The Plot: Leni Riefenstahl started out as an actress and a director in Weimar-era Germany, making her name with films like The Blue Light. Not long after, she drew the attention of the Nazis who saw something in the way that she framed her subjects including herself. She was hired to document Nazi rallies in Triumph Of The Will where Adolf Hitler later became a close associate. In later years, she denied that she was a collaborator and stuck to her guns right up to her death in 2003 at the age of 101. However, history is still judging her – as it should…
The Verdict: What more can be said about filmmaker Leni Riefenstahl that hasn’t already been said? Quite a lot it seems. With fascism rearing its head once again, even right on our own doorstep, Riefenstahl still remains a controversial 20th Century figure even now long after her death. Whatever one may think of her and her own personal way of squaring off her association with the Nazi regime, she has earned her place not just in cinematic history but in history itself. She was a trailblazer in her own way, a young woman marshalling up to 30 cameramen to capture history as it unfolded before her eyes. This was at a time when there were very few female documentary filmmakers. As abhorrent as they are in their propagandist depiction of the glory of the Third Reich, her films are still important historical documents that used a variety of cinematic techniques like montage. They are there for current and future generations to discover what happened, though not how and why.

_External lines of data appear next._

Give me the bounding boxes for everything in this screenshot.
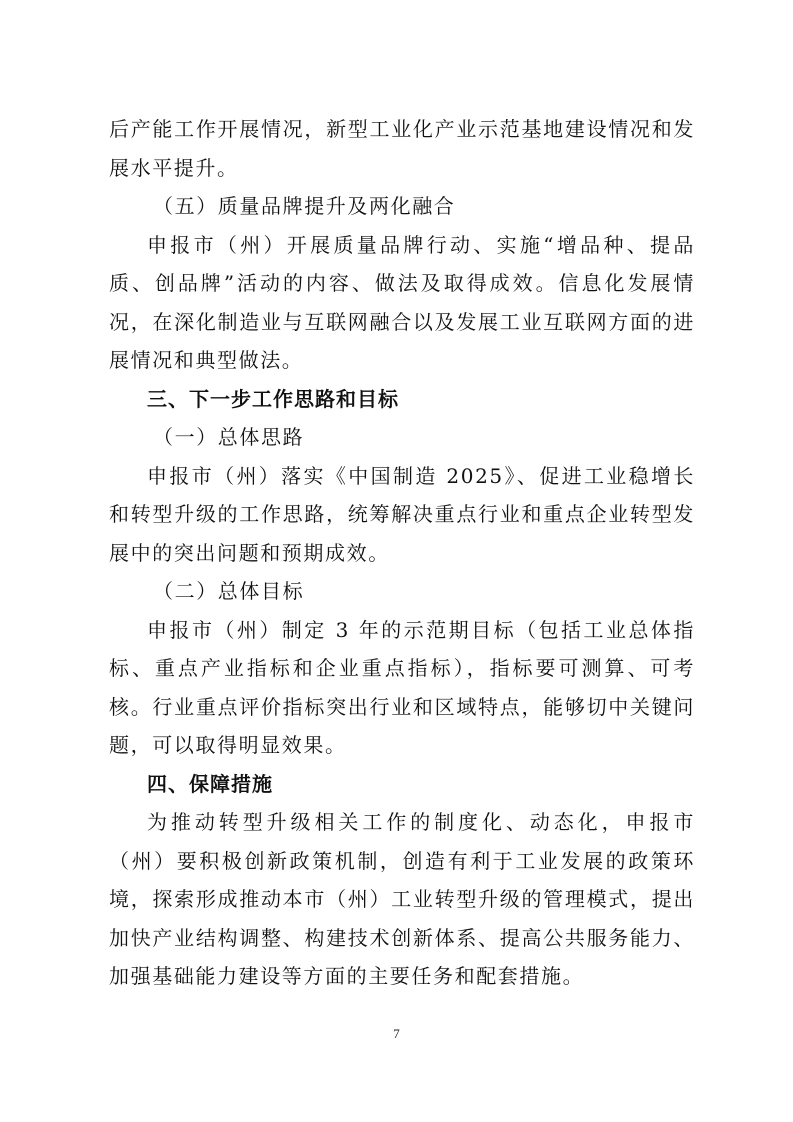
document-body — [109, 110, 695, 996]
page-number: 7 — [393, 1026, 400, 1041]
heading-next-steps: 三、下一步工作思路和目标 — [147, 386, 399, 411]
paragraph-safeguards: 为推动转型升级相关工作的制度化、动态化，申报市（州）要积极创新政策机制，创造有利于工业发展的政策环境，探索形成推动本市（州）工业转型升级的管理模式，提出加快产业结构调整、构建技术创新体系、提高公共服务能力、加强基础能力建设等方面的主要任务和配套措施。 — [109, 810, 695, 988]
subheading-overall-goals: （二）总体目标 — [153, 579, 305, 603]
heading-safeguards: 四、保障措施 — [147, 771, 273, 796]
subheading-overall-approach: （一）总体思路 — [153, 425, 305, 449]
paragraph-overall-approach: 申报市（州）落实《中国制造 2025》、促进工业稳增长和转型升级的工作思路，统筹解决重点行业和重点企业转型发展中的突出问题和预期成效。 — [109, 463, 695, 565]
paragraph-continuation: 后产能工作开展情况，新型工业化产业示范基地建设情况和发展水平提升。 — [109, 117, 695, 180]
subheading-quality-brand: （五）质量品牌提升及两化融合 — [153, 194, 456, 218]
paragraph-overall-goals: 申报市（州）制定 3 年的示范期目标（包括工业总体指标、重点产业指标和企业重点指标），指标要可测算、可考核。行业重点评价指标突出行业和区域特点，能够切中关键问题，可以取得明显效果。 — [109, 617, 695, 757]
paragraph-quality-brand: 申报市（州）开展质量品牌行动、实施“增品种、提品质、创品牌”活动的内容、做法及取得成效。信息化发展情况，在深化制造业与互联网融合以及发展工业互联网方面的进展情况和典型做法。 — [109, 232, 695, 372]
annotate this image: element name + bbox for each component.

What of Riefenstahl herself though? Andres Veiel’s documentary Riefenstahl sets out to deconstruct its subject and then interpret her through new material that has come to light. Following the later death of her partner, Riefenstahl’s estate has opened up her extensive archives. Sorting through some 700 boxes of material over the course of four years, Veiel and his team have put together a profile that sits uneasily with its subject. Riefenstahl was an outspoken person who was quite happy to discuss her career, but she also had an ability to see only her view. In an interview, she’s challenged about the way she filmed the 1936 Olympics in Berlin but simply states that she filmed reality as it was with strong bodies on display. A documentary filmmaker worth his/her salt knows that it’s more than just about pointing a camera and shooting. It’s about the relationship with the subject and the way the film is edited, while keeping at some distance to allow for the director’s own interpretation.
Veiel is to be commended for not setting out to do a direct hatchet job on Riefenstahl. Instead, the film takes a more sophisticated look at the apparent contradiction at work over the decades of her long life. He has stated that ‘I wanted to understand the figure of Riefenstahl in her development, without exculpating her in the process. Wanting to understand a person is not the same as looking at them sympathetically.’ Amidst Riefenstahl’s claims that she was ordered to make documentaries for the Nazis, there are her denials that she knew about the atrocities on human life that they committed. Damning evidence suggests that she knew about them, witnessed them and was complicit. And yet she remained unrepentant on her association with the Nazis to the very end, getting quite agitated with interviewers who pushed her further on this in revealing, previously unreleased footage.
As a piece of filmmaking, Riefenstahl is a provocative and illuminating documentary that calls into question the power of memory, selective or accurate, in getting to those all-important kernels of truth. There’s a strong investigative foundation at play here, cautiously approaching its subject and judging her through her own words and actions. Whatever one might think of Riefenstahl as a famous/infamous director, she remains a fascinating historical figure who will remain so for a long time to come. As such, this well-made and vitally important new documentary provides clear-minded insight into the mass of contradictions that was Leni Riefenstahl.
Rating: 4 / 5
Review by Gareth O’Connor



In short: Provocative & illuminating
Directed by Andrei Veiel.
Featuring Leni Riefenstahl, Adolf Hitler.